Emerging concerns also shape the financial outlook of Americans. 56% express worries regarding the adverse impact of artificial intelligence on their financial situations, alongside nearly half (49%) being anxious about job market stability. These aspects represent significant shifts in how emerging technologies and economic factors are not just reshaping markets but also individual investment behaviors.

The Role of Financial Advisory



Despite heightened concerns and financial stress, many Americans are navigating these challenges without professional guidance. Over 54% of respondents do not collaborate with a financial advisor. However, behaviors around investment are changing, with many indicating a willingness to explore new financial products that may offer better security, especially among generations like Gen X, who are exhibiting a stronger interest in guaranteed income products such as annuities.

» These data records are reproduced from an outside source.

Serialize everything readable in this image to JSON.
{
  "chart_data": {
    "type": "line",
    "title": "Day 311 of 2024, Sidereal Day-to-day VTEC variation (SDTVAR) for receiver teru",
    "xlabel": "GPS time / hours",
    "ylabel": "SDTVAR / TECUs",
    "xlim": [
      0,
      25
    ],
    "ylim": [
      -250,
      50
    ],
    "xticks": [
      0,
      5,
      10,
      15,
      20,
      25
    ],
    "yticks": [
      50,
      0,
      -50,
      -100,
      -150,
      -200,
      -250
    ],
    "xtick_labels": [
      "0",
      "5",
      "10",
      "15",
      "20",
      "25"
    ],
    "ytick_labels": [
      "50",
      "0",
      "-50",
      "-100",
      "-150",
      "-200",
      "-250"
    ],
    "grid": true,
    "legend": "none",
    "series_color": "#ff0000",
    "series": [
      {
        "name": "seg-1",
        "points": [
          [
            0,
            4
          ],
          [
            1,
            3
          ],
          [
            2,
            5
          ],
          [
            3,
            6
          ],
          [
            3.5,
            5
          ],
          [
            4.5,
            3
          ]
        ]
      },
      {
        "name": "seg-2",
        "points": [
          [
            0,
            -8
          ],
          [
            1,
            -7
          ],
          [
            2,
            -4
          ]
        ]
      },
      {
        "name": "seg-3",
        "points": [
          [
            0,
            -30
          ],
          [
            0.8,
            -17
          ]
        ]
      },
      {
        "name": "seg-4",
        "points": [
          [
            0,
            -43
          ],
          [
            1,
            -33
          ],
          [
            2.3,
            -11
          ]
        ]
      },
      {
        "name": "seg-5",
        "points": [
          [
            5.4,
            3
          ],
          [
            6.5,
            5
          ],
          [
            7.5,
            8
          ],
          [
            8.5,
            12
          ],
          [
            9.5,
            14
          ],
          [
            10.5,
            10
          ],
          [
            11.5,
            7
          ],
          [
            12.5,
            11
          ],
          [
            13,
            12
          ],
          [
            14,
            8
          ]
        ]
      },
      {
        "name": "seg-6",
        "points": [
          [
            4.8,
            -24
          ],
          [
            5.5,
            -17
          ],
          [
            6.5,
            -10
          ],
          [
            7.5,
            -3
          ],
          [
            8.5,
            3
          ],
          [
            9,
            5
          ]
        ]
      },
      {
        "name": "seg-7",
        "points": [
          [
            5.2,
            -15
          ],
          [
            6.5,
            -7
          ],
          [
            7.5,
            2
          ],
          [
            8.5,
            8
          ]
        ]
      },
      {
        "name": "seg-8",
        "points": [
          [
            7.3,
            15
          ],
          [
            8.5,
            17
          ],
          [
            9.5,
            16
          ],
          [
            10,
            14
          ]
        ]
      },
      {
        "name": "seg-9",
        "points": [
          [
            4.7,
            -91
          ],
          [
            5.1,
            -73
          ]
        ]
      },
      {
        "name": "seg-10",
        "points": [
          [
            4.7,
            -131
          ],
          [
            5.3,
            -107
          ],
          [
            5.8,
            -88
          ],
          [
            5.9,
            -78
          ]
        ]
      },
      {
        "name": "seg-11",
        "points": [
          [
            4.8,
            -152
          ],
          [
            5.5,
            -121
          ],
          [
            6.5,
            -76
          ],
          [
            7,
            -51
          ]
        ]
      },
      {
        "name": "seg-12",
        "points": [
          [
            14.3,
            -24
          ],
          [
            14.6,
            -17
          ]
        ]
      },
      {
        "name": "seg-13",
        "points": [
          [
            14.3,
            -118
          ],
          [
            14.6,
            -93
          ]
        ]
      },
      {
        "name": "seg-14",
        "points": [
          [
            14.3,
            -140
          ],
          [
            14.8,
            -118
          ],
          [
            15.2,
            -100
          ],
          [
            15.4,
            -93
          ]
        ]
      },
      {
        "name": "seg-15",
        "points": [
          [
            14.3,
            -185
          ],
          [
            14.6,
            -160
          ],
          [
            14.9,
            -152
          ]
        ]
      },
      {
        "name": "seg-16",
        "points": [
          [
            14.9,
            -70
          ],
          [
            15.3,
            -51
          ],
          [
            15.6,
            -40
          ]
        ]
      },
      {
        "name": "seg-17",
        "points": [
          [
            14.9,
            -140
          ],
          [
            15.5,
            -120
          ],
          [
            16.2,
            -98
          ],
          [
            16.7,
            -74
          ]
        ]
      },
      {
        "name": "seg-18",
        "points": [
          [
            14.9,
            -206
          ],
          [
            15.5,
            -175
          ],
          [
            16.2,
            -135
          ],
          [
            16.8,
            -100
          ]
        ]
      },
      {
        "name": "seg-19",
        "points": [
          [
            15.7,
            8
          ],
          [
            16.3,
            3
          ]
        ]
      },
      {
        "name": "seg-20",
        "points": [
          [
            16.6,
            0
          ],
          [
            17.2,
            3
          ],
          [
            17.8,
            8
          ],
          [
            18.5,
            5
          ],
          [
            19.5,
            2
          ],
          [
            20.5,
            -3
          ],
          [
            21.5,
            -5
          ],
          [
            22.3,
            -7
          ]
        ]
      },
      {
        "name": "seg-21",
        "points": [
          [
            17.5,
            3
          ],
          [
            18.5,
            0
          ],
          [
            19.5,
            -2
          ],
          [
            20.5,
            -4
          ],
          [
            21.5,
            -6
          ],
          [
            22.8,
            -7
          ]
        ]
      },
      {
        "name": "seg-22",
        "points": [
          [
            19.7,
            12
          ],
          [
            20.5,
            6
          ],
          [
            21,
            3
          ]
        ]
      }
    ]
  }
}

With nearly half (48%) of consumers reporting an increased likelihood of seeking alternative financial products, it suggests a shift towards a more proactive financial stance. Moreover, 73% of Millennials have made recent changes to enhance their financial resilience, while older generations seem less active in making such adjustments.

Conclusion



The results of this study underscore the importance of having a comprehensive financial plan, particularly in a climate of uncertainty. Ron Barrett, Chief Distribution Officer at FG, advises that working with a trusted financial professional can help investors navigate the complexities of their financial landscapes. With expert guidance, investors can create effective strategies that focus on balancing protection, growth, and reliability for their future.

For more insights and specific survey details, visit fglife.com/research.

Methodology


The survey was conducted by Censuswide, involving 1,601 U.S. respondents aged 30+ who hold at least $10,000 in various financial products and are responsible for household financial decisions. Data collection took place between November 14 and November 26, 2025.